Core Components

TL;DR
Cluster: A group of servers providing high availability and distributed processing
Node: A single Elasticsearch server in the cluster (Master, Data, Coordinating roles)
Index: A logical collection of documents (similar to RDB table)
Document: A JSON data unit (similar to RDB row)
Shard: A horizontal partition of an index (consists of Primary/Replica)

Target Audience: Developers new to Elasticsearch Prerequisites: JSON basics, REST API concepts

Understand the roles and relationships of Elasticsearch’s core components: Cluster, Node, Index, Document, and Shard.

Overall Architecture#

flowchart TB
    subgraph Cluster["Cluster"]
        subgraph Node1["Node 1 (Master)"]
            subgraph Index1["products Index"]
                P0["Primary Shard 0"]
                P1["Primary Shard 1"]
            end
        end
        subgraph Node2["Node 2 (Data)"]
            R0["Replica Shard 0"]
            R1["Replica Shard 1"]
        end
    end

    P0 -.Replication.-> R0
    P1 -.Replication.-> R1

Diagram: Shows the structure where a Master node and Data node exist in the cluster, with Primary Shards of the products index being replicated to Replica Shards on a different node.

Cluster#

A cluster is a group of Elasticsearch servers consisting of one or more nodes.

Key Characteristics#

Identified by a unique name (default: elasticsearch)
Nodes with the same cluster name automatically connect
Distributes data and load across multiple nodes

Cluster Status#

Status	Meaning	Action
🟢 Green	All shards healthy	Normal operation
🟡 Yellow	Primary OK, some Replicas unassigned	Consider adding nodes
🔴 Red	Some Primary shards unassigned	Immediate action required

# Check cluster health
GET /_cluster/health

{
  "cluster_name": "my-cluster",
  "status": "green",
  "number_of_nodes": 3,
  "active_primary_shards": 10,
  "active_shards": 20
}

Key Points
A cluster is identified by its unique name, and nodes with the same name automatically connect
Cluster status (Green/Yellow/Red) allows you to grasp the overall system health at a glance
Check current status with the /_cluster/health API

Node#

A node is a single Elasticsearch server that is part of a cluster.

Node Roles#

flowchart LR
    subgraph Cluster
        M[Master Node<br>Cluster Management]
        D1[Data Node<br>Data Storage/Search]
        D2[Data Node<br>Data Storage/Search]
        C[Coordinating Node<br>Request Routing]
    end

    Client --> C
    C --> D1
    C --> D2
    M -.Management.-> D1
    M -.Management.-> D2

Diagram: Shows the flow where client requests are routed through the Coordinating node to Data nodes, with the Master node managing everything.

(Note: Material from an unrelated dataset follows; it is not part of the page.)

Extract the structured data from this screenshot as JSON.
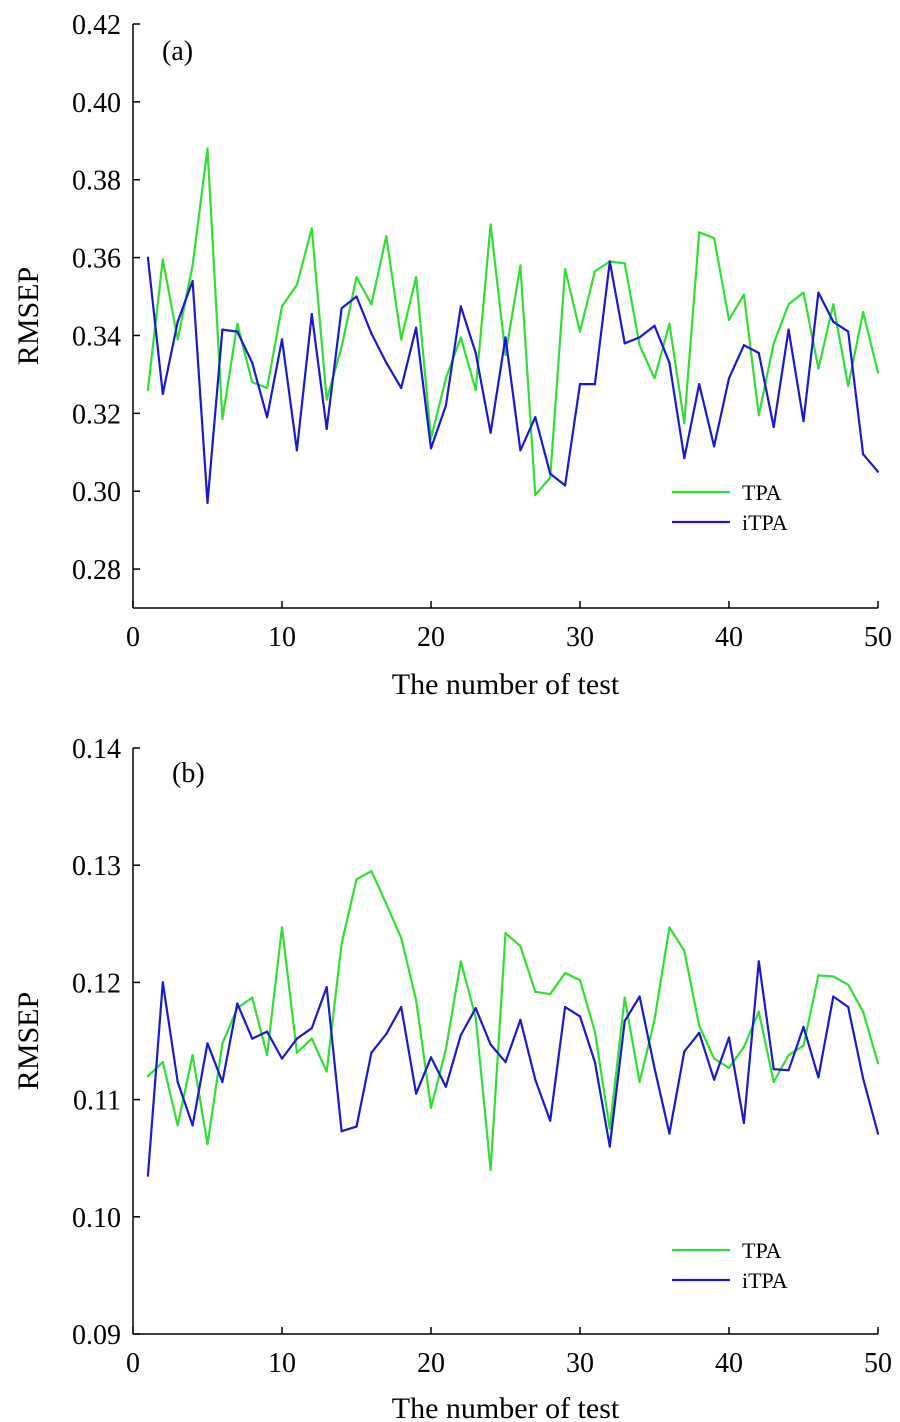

Role	Description	Configuration
Master	Cluster state management, index creation/deletion	`node.roles: [master]`
Data	Data storage, search/aggregation execution	`node.roles: [data]`
Coordinating	Route search requests, merge results	`node.roles: []`
Ingest	Pre-process data before indexing	`node.roles: [ingest]`

In small clusters, a single node may perform multiple roles.

Check Node Information#

GET /_nodes

Key Points
Nodes can perform various roles such as Master, Data, Coordinating, and Ingest
In small clusters, a single node performs multiple roles; in large clusters, roles are separated
Check node information with the /_nodes API

Index#

An index is a collection of documents with similar characteristics. It’s analogous to a table in RDB.

RDB vs Elasticsearch#

RDB	Elasticsearch
Database	Cluster
Table	Index
Row	Document
Column	Field
Schema	Mapping

Creating an Index#

PUT /products
{
  "settings": {
    "number_of_shards": 3,
    "number_of_replicas": 1
  },
  "mappings": {
    "properties": {
      "name": { "type": "text" },
      "price": { "type": "integer" },
      "category": { "type": "keyword" }
    }
  }
}

Index Settings#

Setting	Default	Description
`number_of_shards`	1	Number of Primary shards (cannot change after creation)
`number_of_replicas`	1	Number of Replica shards (dynamically changeable)
`refresh_interval`	1s	Interval until searchable

Index Management#

# List indices
GET /_cat/indices?v

# Index information
GET /products

# Delete index
DELETE /products

Key Points
An index is similar to an RDB table and has a Mapping (schema)
number_of_shards cannot be changed after creation, so choose carefully
number_of_replicas can be changed dynamically

Document#

A document is a JSON data unit stored in an index. It’s analogous to a Row in RDB.

Document Structure#

{
  "_index": "products",      // Parent index
  "_id": "1",                // Unique document ID
  "_version": 1,             // Version (increments on update)
  "_source": {               // Actual data
    "name": "MacBook Pro",
    "price": 2390000,
    "category": "Laptop"
  }
}

Document CRUD#

# Create (with ID)
PUT /products/_doc/1
{
  "name": "MacBook Pro",
  "price": 2390000
}

# Create (auto-generate ID)
POST /products/_doc
{
  "name": "iPad"
}

# Read
GET /products/_doc/1

# Update
POST /products/_update/1
{
  "doc": {
    "price": 2290000
  }
}

# Delete
DELETE /products/_doc/1

Key Points
Documents are stored in JSON format and uniquely identified by _id
Concurrency control is possible with _version
CRUD operations are performed via RESTful API (PUT/POST/GET/DELETE)

Shard#

A shard is a horizontal partition of an index. It enables distributed storage and parallel processing.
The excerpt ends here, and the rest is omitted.